Wednesday, April 20, 2011

Being Real 3

I began applying at nanny agencies. I wanted out. I wanted away. I wanted the east coast. Just having that dream out there that maybe I could be free kept me going.

I walked into the classroom one day with tears running down my face. I couldn't take the lewd comments by the construction crew. The classroom teacher marched me right down to the principal's office where he listened to my story. His brows knitted, his jaw clenched and with a look of determination he told me he would take care of it. And he did! He sat the crew down and told them in no uncertain terms what would happen to them and their jobs if they so much as looked at me or uttered one more disgusting comment.
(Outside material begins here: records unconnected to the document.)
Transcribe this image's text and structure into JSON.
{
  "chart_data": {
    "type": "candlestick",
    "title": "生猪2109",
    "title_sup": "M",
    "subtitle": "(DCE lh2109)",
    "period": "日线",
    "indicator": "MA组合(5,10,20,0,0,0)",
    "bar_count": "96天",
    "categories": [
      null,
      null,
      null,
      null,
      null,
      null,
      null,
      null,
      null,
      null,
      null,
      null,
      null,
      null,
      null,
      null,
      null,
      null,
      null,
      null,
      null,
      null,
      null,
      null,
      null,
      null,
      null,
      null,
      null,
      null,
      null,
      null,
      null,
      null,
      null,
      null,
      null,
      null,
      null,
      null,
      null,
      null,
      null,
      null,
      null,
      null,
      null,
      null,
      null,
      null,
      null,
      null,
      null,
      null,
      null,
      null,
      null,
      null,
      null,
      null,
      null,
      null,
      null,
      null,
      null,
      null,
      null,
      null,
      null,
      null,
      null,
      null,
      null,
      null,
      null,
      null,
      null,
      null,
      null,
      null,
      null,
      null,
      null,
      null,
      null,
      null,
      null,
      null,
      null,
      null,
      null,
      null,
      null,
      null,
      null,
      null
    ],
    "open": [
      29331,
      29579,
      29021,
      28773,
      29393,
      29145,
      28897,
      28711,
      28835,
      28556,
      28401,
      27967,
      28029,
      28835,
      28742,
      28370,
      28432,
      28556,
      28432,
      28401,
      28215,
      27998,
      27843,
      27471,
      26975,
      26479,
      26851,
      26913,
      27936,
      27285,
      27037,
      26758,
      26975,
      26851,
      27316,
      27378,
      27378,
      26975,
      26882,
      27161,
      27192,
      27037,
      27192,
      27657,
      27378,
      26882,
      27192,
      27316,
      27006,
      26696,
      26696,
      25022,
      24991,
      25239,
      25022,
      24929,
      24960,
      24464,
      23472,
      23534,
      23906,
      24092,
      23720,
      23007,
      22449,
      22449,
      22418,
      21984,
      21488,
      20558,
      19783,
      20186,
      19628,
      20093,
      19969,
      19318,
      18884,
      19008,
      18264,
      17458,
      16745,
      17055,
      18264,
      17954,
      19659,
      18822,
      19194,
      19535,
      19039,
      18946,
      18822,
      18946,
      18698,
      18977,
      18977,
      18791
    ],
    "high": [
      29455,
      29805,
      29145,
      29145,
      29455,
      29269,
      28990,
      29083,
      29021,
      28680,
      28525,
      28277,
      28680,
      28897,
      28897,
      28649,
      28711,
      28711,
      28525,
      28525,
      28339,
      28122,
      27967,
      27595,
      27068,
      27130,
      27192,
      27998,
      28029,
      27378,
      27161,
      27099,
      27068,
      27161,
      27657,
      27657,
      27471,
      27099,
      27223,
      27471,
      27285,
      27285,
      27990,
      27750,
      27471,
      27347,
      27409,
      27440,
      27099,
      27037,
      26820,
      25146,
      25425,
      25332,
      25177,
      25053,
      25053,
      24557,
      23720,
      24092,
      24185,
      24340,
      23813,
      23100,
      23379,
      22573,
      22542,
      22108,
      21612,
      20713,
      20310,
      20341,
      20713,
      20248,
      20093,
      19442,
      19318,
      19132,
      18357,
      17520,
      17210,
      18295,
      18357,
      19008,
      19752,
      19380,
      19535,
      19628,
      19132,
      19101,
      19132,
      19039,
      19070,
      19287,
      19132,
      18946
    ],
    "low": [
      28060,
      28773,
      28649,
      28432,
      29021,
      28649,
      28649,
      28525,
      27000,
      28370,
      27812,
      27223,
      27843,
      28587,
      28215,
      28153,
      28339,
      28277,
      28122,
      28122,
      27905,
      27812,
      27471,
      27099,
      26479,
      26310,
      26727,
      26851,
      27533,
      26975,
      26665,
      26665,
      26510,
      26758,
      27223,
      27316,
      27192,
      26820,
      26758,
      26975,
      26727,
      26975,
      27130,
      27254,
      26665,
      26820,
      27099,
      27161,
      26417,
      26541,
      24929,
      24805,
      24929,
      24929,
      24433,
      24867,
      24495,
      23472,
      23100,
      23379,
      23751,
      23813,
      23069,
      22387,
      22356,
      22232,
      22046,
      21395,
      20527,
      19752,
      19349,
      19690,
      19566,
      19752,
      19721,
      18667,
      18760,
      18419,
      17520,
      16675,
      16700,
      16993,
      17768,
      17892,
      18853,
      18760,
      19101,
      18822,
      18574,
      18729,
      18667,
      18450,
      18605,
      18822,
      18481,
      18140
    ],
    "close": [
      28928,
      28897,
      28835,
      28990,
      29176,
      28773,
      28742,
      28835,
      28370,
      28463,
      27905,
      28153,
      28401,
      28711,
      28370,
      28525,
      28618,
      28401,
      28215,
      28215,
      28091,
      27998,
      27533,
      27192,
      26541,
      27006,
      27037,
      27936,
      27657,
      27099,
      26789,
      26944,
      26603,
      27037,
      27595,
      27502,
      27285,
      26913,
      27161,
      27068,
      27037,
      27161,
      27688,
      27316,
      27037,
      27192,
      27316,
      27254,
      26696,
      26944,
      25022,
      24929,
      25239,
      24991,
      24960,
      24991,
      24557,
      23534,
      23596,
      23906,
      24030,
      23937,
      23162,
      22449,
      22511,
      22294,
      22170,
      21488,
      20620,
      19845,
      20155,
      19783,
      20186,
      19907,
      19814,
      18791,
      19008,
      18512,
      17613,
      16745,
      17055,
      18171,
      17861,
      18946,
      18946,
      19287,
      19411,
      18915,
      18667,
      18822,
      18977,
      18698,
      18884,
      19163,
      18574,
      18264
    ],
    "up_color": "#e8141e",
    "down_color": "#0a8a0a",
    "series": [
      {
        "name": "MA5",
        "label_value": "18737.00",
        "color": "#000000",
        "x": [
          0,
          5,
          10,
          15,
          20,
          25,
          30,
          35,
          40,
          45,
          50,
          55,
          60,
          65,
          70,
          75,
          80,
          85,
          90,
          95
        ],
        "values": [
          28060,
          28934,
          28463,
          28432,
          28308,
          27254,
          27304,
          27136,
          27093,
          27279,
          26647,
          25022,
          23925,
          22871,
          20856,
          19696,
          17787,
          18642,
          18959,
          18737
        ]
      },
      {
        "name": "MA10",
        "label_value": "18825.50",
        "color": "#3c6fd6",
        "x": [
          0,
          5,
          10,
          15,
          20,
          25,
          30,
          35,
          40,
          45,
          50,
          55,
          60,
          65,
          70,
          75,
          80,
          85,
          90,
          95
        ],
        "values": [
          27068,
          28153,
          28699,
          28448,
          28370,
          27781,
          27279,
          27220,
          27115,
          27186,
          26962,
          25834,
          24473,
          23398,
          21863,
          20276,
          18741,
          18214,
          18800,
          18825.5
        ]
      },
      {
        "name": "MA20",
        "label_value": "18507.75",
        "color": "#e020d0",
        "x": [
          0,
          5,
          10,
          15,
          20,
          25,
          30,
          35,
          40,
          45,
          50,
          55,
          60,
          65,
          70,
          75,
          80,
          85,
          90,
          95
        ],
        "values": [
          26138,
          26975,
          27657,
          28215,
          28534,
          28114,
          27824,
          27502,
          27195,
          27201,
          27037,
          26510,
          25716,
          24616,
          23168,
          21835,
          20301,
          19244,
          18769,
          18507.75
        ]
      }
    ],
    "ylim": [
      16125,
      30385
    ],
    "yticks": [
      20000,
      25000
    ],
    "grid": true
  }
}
My heart was lifted that someone thought enough of me to come to my defense.

I continued to document all of the abuse at school and when my student teaching was over I sat down with the principal and my supervisor. I handed over reams of notes and that was that. This teacher was ordered to take a "human relations" course and transferred to a new school where she could continue to abuse other children.
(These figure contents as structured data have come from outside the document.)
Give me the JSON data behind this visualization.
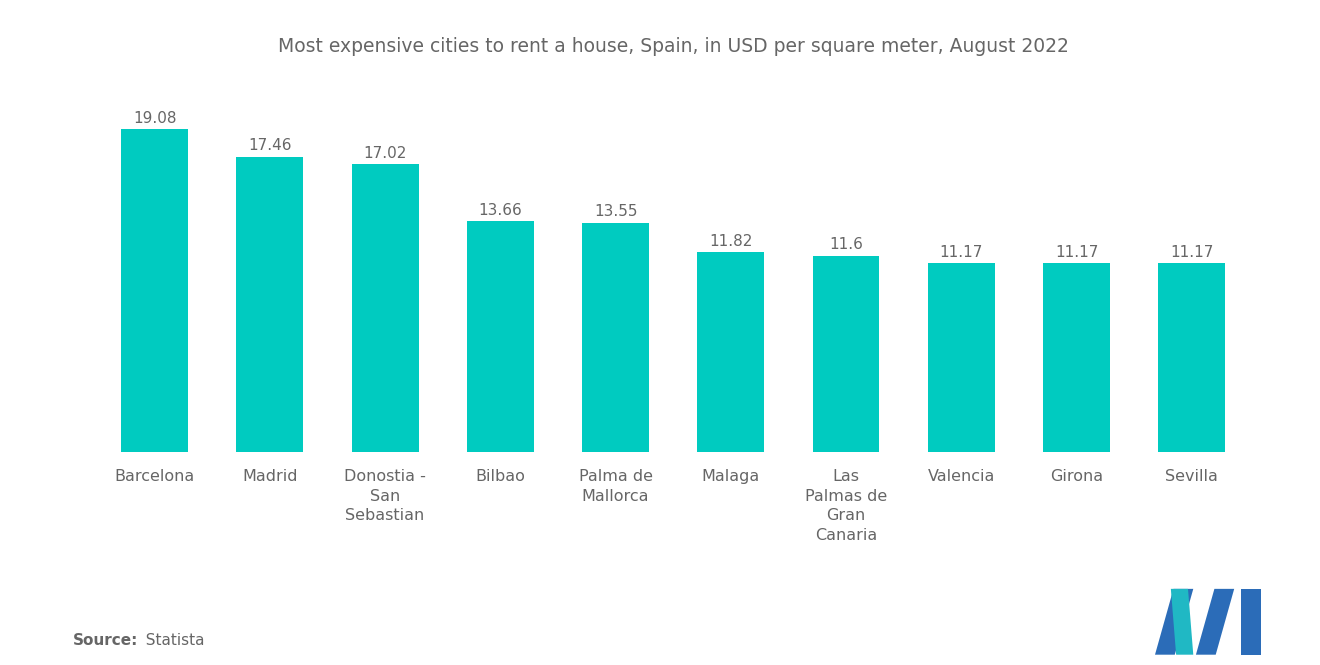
{
  "title": "Most expensive cities to rent a house, Spain, in USD per square meter, August 2022",
  "categories": [
    "Barcelona",
    "Madrid",
    "Donostia -\nSan\nSebastian",
    "Bilbao",
    "Palma de\nMallorca",
    "Malaga",
    "Las\nPalmas de\nGran\nCanaria",
    "Valencia",
    "Girona",
    "Sevilla"
  ],
  "values": [
    19.08,
    17.46,
    17.02,
    13.66,
    13.55,
    11.82,
    11.6,
    11.17,
    11.17,
    11.17
  ],
  "bar_color": "#00CBC0",
  "value_labels": [
    "19.08",
    "17.46",
    "17.02",
    "13.66",
    "13.55",
    "11.82",
    "11.6",
    "11.17",
    "11.17",
    "11.17"
  ],
  "source_bold": "Source:",
  "source_normal": "  Statista",
  "background_color": "#ffffff",
  "title_fontsize": 13.5,
  "label_fontsize": 11.5,
  "value_fontsize": 11,
  "source_fontsize": 11,
  "ylim": [
    0,
    22
  ],
  "bar_width": 0.58,
  "text_color": "#666666"
}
I quit the job at the clothing store. I told my boss that I didn't steal the jewelry, that I didn't know the couple who did, and I wouldn't work where I was treated like I was guilty of something I didn't do. I also advised him to call the cops on me if he was so sure about my involvement. Buhbye.

I interviewed with a nanny agency and was given several choices of families that I might work for. I wanted to watch one child around the age of 2 or 3 and be part of a family. I wanted to be paid well, drive my own car, have insurance and vacations and see the sights! After several interviews with families that had 3 boys or wanted me to be a house keeper or pool cleaner I was called about a potential family that sounded perfect for me. I interviewed with them and they offered me a job! I felt hopeful for the first time in a long time.

I wanted out of the trailer I was living in. I wanted out of the relationship with Don but wasn't sure how that was going to happen.

1 comment:

erin said...

So?? What happens next??
Wow, again. I love you and I'm praying for you as you write this.